Origins of Russian Orthodoxy
Russian Orthodoxy began with the conversion of Prince Vladimir of Kiev in about 998 AD. (Kiev was the then capital of Rus.) Prince Vladimir having heard reports from chosen envoys about the religions of his three neighbours. Vladimir rejected Judaism – the destruction of Jerusalem showed to him that the religion was not favoured by God. He also rejected Islam because of its prohibition of alcohol which he considered “the glory of the Rus” (sic). He chose Christianity after his emissaries had heard the beautiful music and seen the gold icons in the Haggia Sophia (the church of the Holy Wisdom), in Constntinople – “we no longer knew whether we were in heaven or earth”, they said.

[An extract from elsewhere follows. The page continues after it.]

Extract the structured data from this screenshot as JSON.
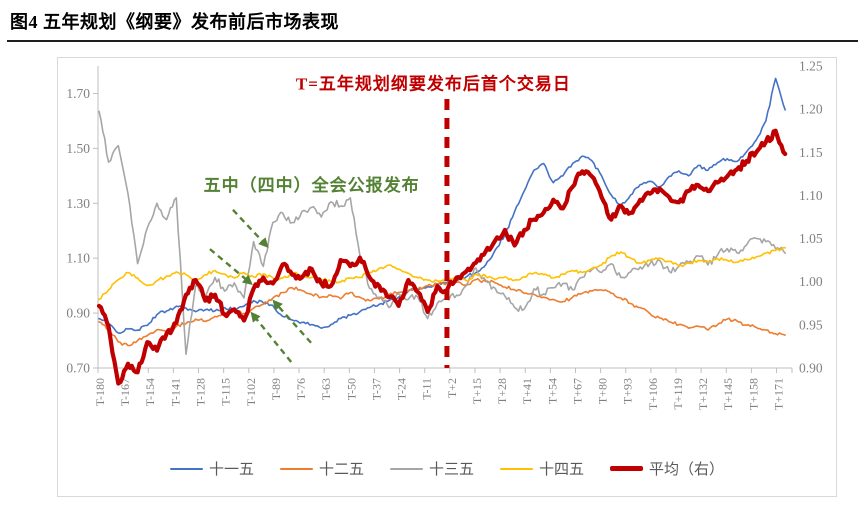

The lack of modernity in Orthodoxy is deliberate. During the Mongol invasion of Russia in the thirteenth century almost every aspect of organized Russian life was destroyed except for the church. The isolation and immobility of Russian society during the centuries of the “tarter yoke” meant that the Renaissance, emphasising
the holding of individual views, passed Russia by. Orthodoxy benefited from this because its aim is to preserve the faith as Christ first proclaimed it. Orthodox in Russian translates as “pravoslavny” meaning true word. Any changes would involve a departure from the truth. Innovation would, therefore, be heresy.
Russian Orthodoxy today
When Patriarch Alexy II congratulated President Vladimir Putin, the incoming President Dmitry Medvedev and their spouses during the midnight Paschal Vigil in the Cathedral of Christ the Saviour on Easter Day he was re-invigorating the Byzantine tradition (from the Eastern part of the Roman Empire), of “symphonia” or seamless dovetailing, between church and state. The Russian church functions within an intact secular state and dovetails seamlessly by exercising its jurisdiction over the souls of Russian citizens. The western, primarily Protestant paradigm of a “wall” between church and state does not operate there. Since we were last in Russia in 1976 (when a different management was in charge!) all the old Communist party slogans and party hoardings have been replaced by rampant commercial advertising. Meanwhile, the Russian Orthodox Church has recovered a great deal of its former prestige. New churches, monasteries and nunneries have been opened across Russia have opened reflecting an increase in the religious life of the country.
Orthodox the Russian church may be in its beliefs and practices but that does not mean they avoid modern means of communications. At the beautiful Novodevichy convent in Moscow we saw nuns and novices jabbering away on mobile phones. Not to be outdone male clergy were also doing the same!
A word about the Cathedral of Christ the Saviour. Situated just outside the Kremlin walls it has become, in effect, the Cathedral for the leading members of the Russian Government. Stalin ordered the destruction of the Cathedral. After the fall of communism the Mayor of Moscow, Yuri Luzhkov, ordered its re-building. This occurred between 1995 and 1997; the re-decoration of the interior took another three years. And the total cost? A mere snip at $360 million (£180 Million)!
Apparently, it was all done as a re-affirmation of spiritual values – “Russia is freeing itself from evil, good is triumphing” was a typical comment in the visitors’ book on the construction site.